The various types of novel and future foods serving as animal-source food replacements

Additionally, we found that even with an 80% reduction in animal source foods from current diets (not completely removing all ASF foods as in a strict vegan diet) all environmental impacts could be reduced by over 70%. The diet with the best compromise of low environmental impact while still meeting all nutritional requirements contained small amounts of animal source foods (e.g. dairy and mollusks) with certain novel/future foods — mostly insect meal and cultured milk — and more plant-based milks.

So, what now?

Although there is a lot of potential for such NFFs in diet models, there is a long way to go in terms of cultural acceptability, economic/price accessibility, and developing taste, texture, and flavour profiles for full adoption into diets at a large scale. By including NFFs in future diets, we might be able to meet the needs of more people with nutritious protein alternatives and fewer environmental impacts.
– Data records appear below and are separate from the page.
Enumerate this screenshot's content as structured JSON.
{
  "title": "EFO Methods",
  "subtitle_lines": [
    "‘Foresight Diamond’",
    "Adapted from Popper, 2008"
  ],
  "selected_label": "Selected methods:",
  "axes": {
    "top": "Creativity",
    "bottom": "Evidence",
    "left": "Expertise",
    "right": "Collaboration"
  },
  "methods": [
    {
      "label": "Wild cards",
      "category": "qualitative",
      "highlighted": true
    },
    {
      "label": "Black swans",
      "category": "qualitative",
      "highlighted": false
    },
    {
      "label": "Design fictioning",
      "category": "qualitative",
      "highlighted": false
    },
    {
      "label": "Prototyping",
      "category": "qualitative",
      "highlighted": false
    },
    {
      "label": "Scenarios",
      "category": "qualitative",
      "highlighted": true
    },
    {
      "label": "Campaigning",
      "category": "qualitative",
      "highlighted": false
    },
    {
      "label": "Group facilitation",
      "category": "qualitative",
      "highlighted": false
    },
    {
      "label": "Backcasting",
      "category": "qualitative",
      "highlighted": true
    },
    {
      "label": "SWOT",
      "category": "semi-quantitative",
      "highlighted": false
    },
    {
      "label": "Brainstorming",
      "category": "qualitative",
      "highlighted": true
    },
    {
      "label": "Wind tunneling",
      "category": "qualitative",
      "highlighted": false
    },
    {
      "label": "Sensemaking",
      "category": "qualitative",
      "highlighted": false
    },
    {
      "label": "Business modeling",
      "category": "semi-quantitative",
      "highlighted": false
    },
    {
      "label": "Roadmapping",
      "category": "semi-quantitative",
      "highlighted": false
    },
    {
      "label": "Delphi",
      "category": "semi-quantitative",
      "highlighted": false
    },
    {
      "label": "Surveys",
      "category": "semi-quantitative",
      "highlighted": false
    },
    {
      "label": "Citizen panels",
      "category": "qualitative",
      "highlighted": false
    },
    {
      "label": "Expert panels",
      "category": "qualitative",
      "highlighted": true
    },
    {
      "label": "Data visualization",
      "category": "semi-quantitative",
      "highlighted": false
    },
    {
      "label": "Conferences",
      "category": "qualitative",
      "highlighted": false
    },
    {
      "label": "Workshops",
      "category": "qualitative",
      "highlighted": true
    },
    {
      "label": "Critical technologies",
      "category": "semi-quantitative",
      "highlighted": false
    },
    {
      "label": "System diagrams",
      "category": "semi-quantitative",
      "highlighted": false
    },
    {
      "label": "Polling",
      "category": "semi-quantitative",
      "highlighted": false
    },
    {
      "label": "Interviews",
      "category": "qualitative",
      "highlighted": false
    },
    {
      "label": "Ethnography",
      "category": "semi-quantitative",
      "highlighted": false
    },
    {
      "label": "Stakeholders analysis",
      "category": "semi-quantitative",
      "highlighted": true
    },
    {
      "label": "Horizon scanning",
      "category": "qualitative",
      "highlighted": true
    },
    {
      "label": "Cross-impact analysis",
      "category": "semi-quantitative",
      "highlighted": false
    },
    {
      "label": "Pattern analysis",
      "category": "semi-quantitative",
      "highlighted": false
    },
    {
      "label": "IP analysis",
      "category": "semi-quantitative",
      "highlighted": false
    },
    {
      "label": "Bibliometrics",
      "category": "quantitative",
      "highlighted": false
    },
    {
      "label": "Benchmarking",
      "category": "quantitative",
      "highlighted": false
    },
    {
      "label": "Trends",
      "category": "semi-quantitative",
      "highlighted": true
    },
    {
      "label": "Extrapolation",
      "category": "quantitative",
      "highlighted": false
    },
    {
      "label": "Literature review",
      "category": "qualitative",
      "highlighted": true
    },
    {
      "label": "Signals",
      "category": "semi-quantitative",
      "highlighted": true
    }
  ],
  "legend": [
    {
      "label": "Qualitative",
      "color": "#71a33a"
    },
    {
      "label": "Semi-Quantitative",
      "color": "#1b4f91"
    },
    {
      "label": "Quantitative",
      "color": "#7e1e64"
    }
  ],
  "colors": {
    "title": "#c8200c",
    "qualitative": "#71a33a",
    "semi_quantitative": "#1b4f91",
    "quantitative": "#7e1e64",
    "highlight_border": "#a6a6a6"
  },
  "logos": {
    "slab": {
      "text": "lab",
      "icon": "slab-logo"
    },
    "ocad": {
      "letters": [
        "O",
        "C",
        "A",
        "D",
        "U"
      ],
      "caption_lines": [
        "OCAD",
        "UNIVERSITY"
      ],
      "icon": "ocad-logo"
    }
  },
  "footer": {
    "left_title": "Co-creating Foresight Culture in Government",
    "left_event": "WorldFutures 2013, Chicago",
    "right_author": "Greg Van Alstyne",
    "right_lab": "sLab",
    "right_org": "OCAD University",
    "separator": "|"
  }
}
Given the negative environmental impacts and the extreme tension food production has placed on our planetary boundaries, agriculture and food systems need to make large course corrective shifts. Changes need to be made, not just in diets but in whole systems. Although adding novel/future foods to your diet might be a healthy and less environmentally impactful option, it will not be the panacea solution. No one single solution to tackle the climate crisis currently exists.

What we need are systemic changes. Future sustainability will require a shifts in two key ways: to ‘less and better,’ incorporating ‘systemic degrowth’ transitions. Firstly, such a system would not only be signified by less (e.g., downscaling of agricultural production, less over-consumption, fewer calories wasted), but would also be a food system with an entirely different ‘metabolism’. Secondly, the degrowth of the future food system would encompass entirely different forms and uses of foods, ethics of non-human beings as food, and relations of human patterns of consumption through consideration of the temporo-spatially proximal and distant non-human world.

Rachel Mazac is a sustainable food systems researcher with a particular focus on sustainable diets, protein alternatives, and critical ecosystems approaches. As a PhD researcher at the University of Helsinki, Mazac works at the nexus of global systems sustainability, agroecology, and food. Mazac’s current research focuses on future diet shifts, investigating the potential of protein alternatives (e.g., novel food production systems, legumes, High Nature Value products) to lessen whole diet impacts on environmental and socio-cultural systems. Food touches us all and we all need to understand the ways we interact with and impact the world around us through food.